リリーの微笑み

始まりの鐘

エピソードの総文字数=1,601文字

 静謐な空間に響き渡る鐘の音。
 祭壇の奥に鎮座している荘厳な十字架と、その背後から射し込む金色の光があらゆる穢れを浄化するかの如く、優しい輝きを放っている。
 入堂した司祭を信徒たちの『入祭の歌』が温かく迎え、大聖堂はパイプオルガンと人間の織りなす旋律によって、さらに清められていく。
 その神秘的な空気に取り囲まれた俺は助けを求めるようにして、すぐそばで忌憚なく歌う碧眼の少女へ目を向ける……。
 穏やかに波打つ金髪は黒色のリボンで合流し、後頭部から白色の首すじにかけて一本に流れている。顔は少し丸みを帯びており、そこから感じる幼さは彼女の年齢につり合うものだろう。ピンク色の唇を大きく動かして、たびたび笑窪を出現させている姿は天使のように愛らしい。
 社会の荒波に揉まれ、捻くれ、愛想を失ってしまった者に安らぎを与えてくれる。
 俺が彼女に見惚れている中――音が止んだ――。視線を祭壇の方へ移すと、格調高い祭服を纏った男性がその顔を会衆に向けている。いよいよだ。
 司祭は、十字を切りながら異国のイントネーションで発声する。
「父と子と聖霊の、み名によって――」
 会衆も同じように十字を切り、「――アーメン」と言って手の平を合わす。
「主、イエス・キリストの恵み、神の愛、聖霊の交わりが皆さんと共に――」
「――また、司祭と共に」
 短い挨拶が交わされ、それが終わると次は『悔い改めの祈り』を捧ぐ。
 自らの罪を全能の神と兄弟たちの前で認め、主に許しを請うのだ。そして、永遠の命に導いていただくために信徒たちは――。
 パイプオルガンが鳴り響き、ミサ曲の『あわれみの賛歌』と『栄光の賛歌』が立て続けに唱えられる。当然、俺は歌えるはずもないので再び助けを求めるべく、かたわらにいる天使に目を遣る……。
 小さな手でミサ曲集を持って、小鳥のように鳴いている――誰かに癒されるのは何カ月ぶりだろうか――。さらなる癒しを求めて野鳥観察にのめり込む。
 ちなみに、式の中でたびたび耳にする「アーメン」とは、同意、願望、誓いなどを意味しており、かなり重要視されているようだ。
 二曲の賛歌を歌い終えた後に続く『集会祈願』は、祈りと沈黙。そして司祭の先導のもとで唱える簡潔な文章。これらを通して神と向き合い<開祭の儀>は締め括られる。
 ここへ導かれる前、笑窪の少女から無理やり基礎知識を教え込まれていなければ、恐らく俺はこの時間のほとんどを野鳥観察に費やしていただろう。
 次は<ことばの典礼>。
 信徒であろう中年の男性が、マイクの置かれた朗読台で『旧約聖書』の音読を開始する。
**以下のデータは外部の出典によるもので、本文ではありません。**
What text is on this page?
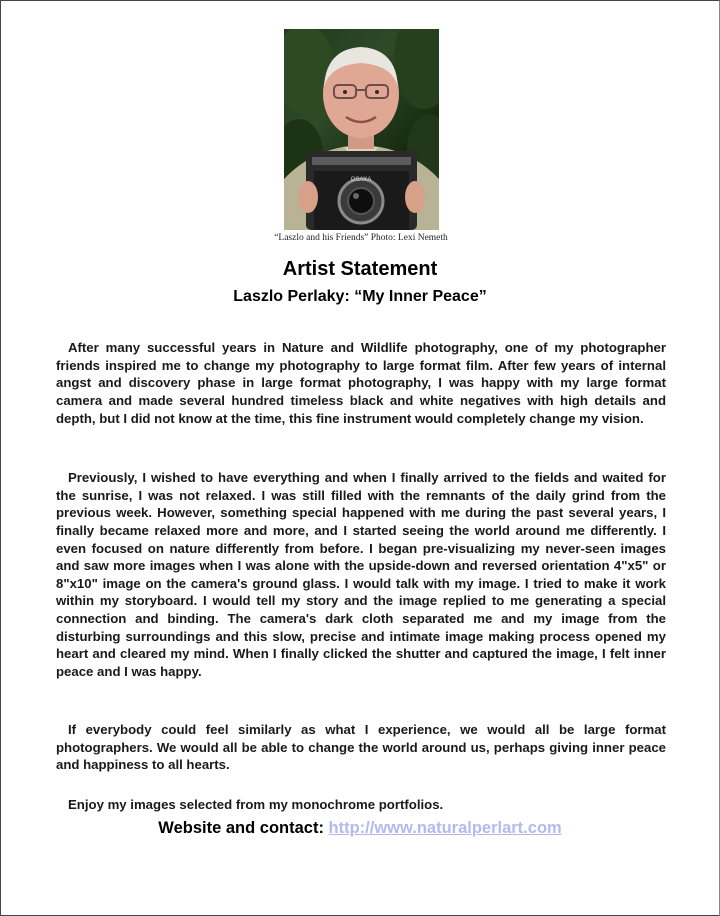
OSAKA
“Laszlo and his Friends” Photo: Lexi Nemeth
Artist Statement
Laszlo Perlaky: “My Inner Peace”

After many successful years in Nature and Wildlife photography, one of my photographer friends inspired me to change my photography to large format film. After few years of internal angst and discovery phase in large format photography, I was happy with my large format camera and made several hundred timeless black and white negatives with high details and depth, but I did not know at the time, this fine instrument would completely change my vision.

Previously, I wished to have everything and when I finally arrived to the fields and waited for the sunrise, I was not relaxed. I was still filled with the remnants of the daily grind from the previous week. However, something special happened with me during the past several years, I finally became relaxed more and more, and I started seeing the world around me differently. I even focused on nature differently from before. I began pre-visualizing my never-seen images and saw more images when I was alone with the upside-down and reversed orientation 4"x5" or 8"x10" image on the camera's ground glass. I would talk with my image. I tried to make it work within my storyboard. I would tell my story and the image replied to me generating a special connection and binding. The camera's dark cloth separated me and my image from the disturbing surroundings and this slow, precise and intimate image making process opened my heart and cleared my mind. When I finally clicked the shutter and captured the image, I felt inner peace and I was happy.

If everybody could feel similarly as what I experience, we would all be large format photographers. We would all be able to change the world around us, perhaps giving inner peace and happiness to all hearts.

Enjoy my images selected from my monochrome portfolios.

Website and contact: http://www.naturalperlart.com
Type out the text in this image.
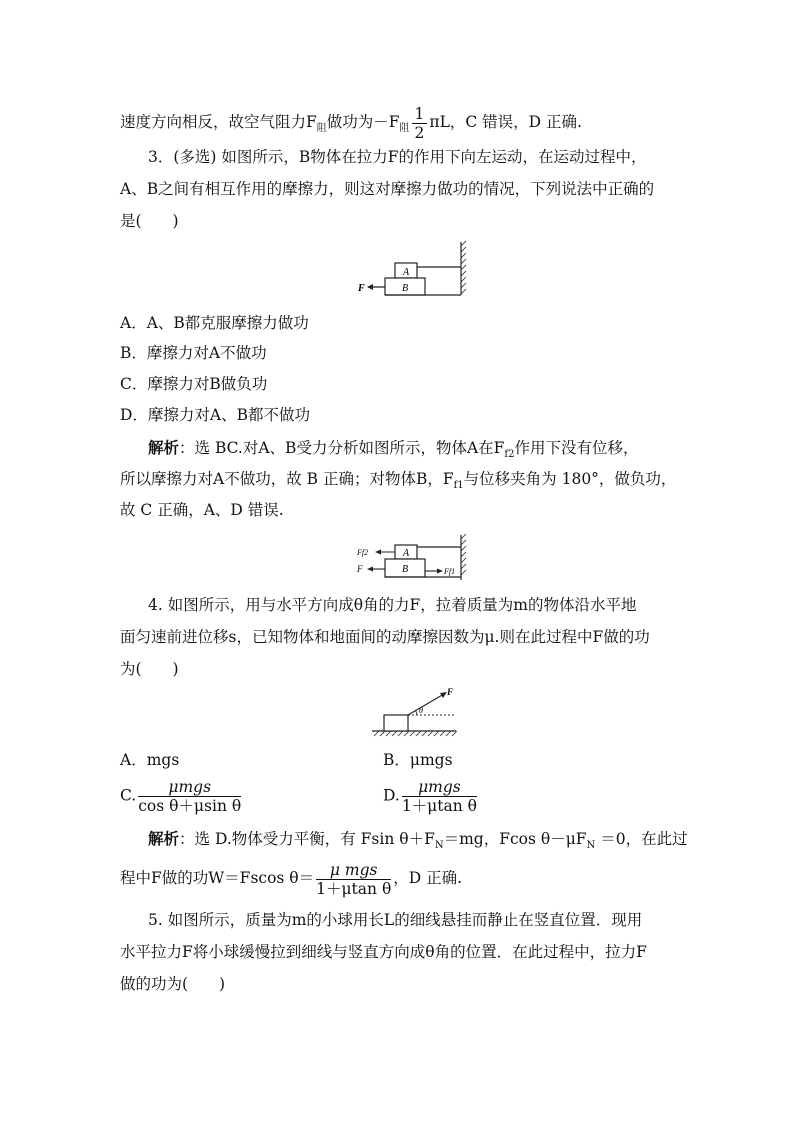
速度方向相反，故空气阻力$F_阻$做功为$-F_阻 \frac{1}{2}$ πL，C 错误，D 正确.
3．(多选) 如图所示，B物体在拉力F的作用下向左运动，在运动过程中，
A、B之间有相互作用的摩擦力，则这对摩擦力做功的情况，下列说法中正确的
是(　　)
A
B
F
A．A、B都克服摩擦力做功
B．摩擦力对A不做功
C．摩擦力对B做负功
D．摩擦力对A、B都不做功
解析：选 BC.对A、B受力分析如图所示，物体A在$F_{f2}$作用下没有位移，
所以摩擦力对A不做功，故 B 正确；对物体B，$F_{f1}$与位移夹角为 180°，做负功，
故 C 正确，A、D 错误.
A
B
Ff2
F	Ff1
4. 如图所示，用与水平方向成θ角的力F，拉着质量为m的物体沿水平地
面匀速前进位移s，已知物体和地面间的动摩擦因数为μ.则在此过程中F做的功
为(　　)
F
θ
A．mgs	B．μmgs
C. $\frac{\text{μmgs}}{\text{cos θ＋μsin θ}}$	D. $\frac{\text{μmgs}}{\text{1＋μtan θ}}$
解析：选 D.物体受力平衡，有 Fsin $\theta+F_N=mg$，Fcos $\theta-\mu F_N =0$，在此过
程中F做的功W＝Fscos $\theta= \frac{\text{μ mgs}}{\text{1＋μtan θ}}$ ，D 正确.
5. 如图所示，质量为m的小球用长L的细线悬挂而静止在竖直位置．现用
水平拉力F将小球缓慢拉到细线与竖直方向成θ角的位置．在此过程中，拉力F
做的功为(　　)
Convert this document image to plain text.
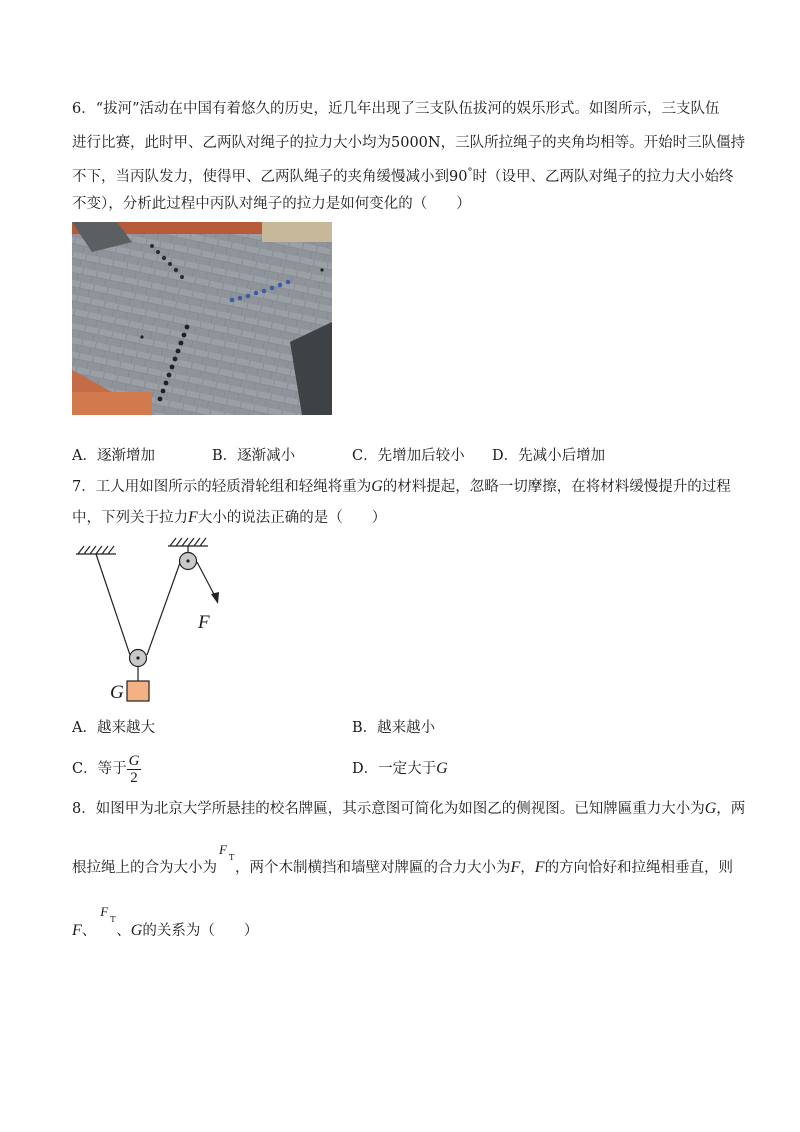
6．“拔河”活动在中国有着悠久的历史，近几年出现了三支队伍拔河的娱乐形式。如图所示，三支队伍
进行比赛，此时甲、乙两队对绳子的拉力大小均为5000N，三队所拉绳子的夹角均相等。开始时三队僵持
不下，当丙队发力，使得甲、乙两队绳子的夹角缓慢减小到90°时（设甲、乙两队对绳子的拉力大小始终
不变），分析此过程中丙队对绳子的拉力是如何变化的（　　）
A．逐渐增加	B．逐渐减小	C．先增加后较小 D．先减小后增加
7．工人用如图所示的轻质滑轮组和轻绳将重为G的材料提起，忽略一切摩擦，在将材料缓慢提升的过程
中，下列关于拉力F大小的说法正确的是（　　）
F
G
A．越来越大	B．越来越小
C．等于 $\frac{G}{2}$	D．一定大于G
8．如图甲为北京大学所悬挂的校名牌匾，其示意图可简化为如图乙的侧视图。已知牌匾重力大小为G，两
根拉绳上的合为大小为
F
T
，两个木制横挡和墙壁对牌匾的合力大小为F，F的方向恰好和拉绳相垂直，则
F、
F
T
、G的关系为（　　）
実直な俺は用意された本を開き、記載してある文章を渋い声に合わせて目で追っていく。これも何とかなると思ったが、ダメだった。
 渋い声のおじさんは正直、活舌がよろしくなく、聞き取りづらいけど――マイク、あるいはスピーカーのせいかもしれない――文字を追う分には問題ない。内容も今の所は理解できている。では、なぜダメかと言うと。このミサは日曜日の朝十時に開祭されたのだ。そして予習のため俺は、朝七時に召集されて笑窪の先生から説教を受けた。詰まるところ、眠いんです……。
 気づくと式は『答唱詩編』へ移行しており、会衆の『答唱』と代表者の『詩編』が交互に唱えられていた。――これには朗読された聖書の理解を深め、一同の積極性を促す目的があるとのこと――。
 暫くして、白髪のお婆さんが朗読台の座を引き継ぎ『使徒の書簡』を読み始めた……が……その巧みな話術は、皮肉なことに睡魔を助長するものだった。
 睡魔と、聖域内にいた刺客によって俺は、ゆっくり、眠りに誘われ――。





 
 正しい者の道は、夜明けの光のようだ。 いよいよ輝きを増して真昼となる。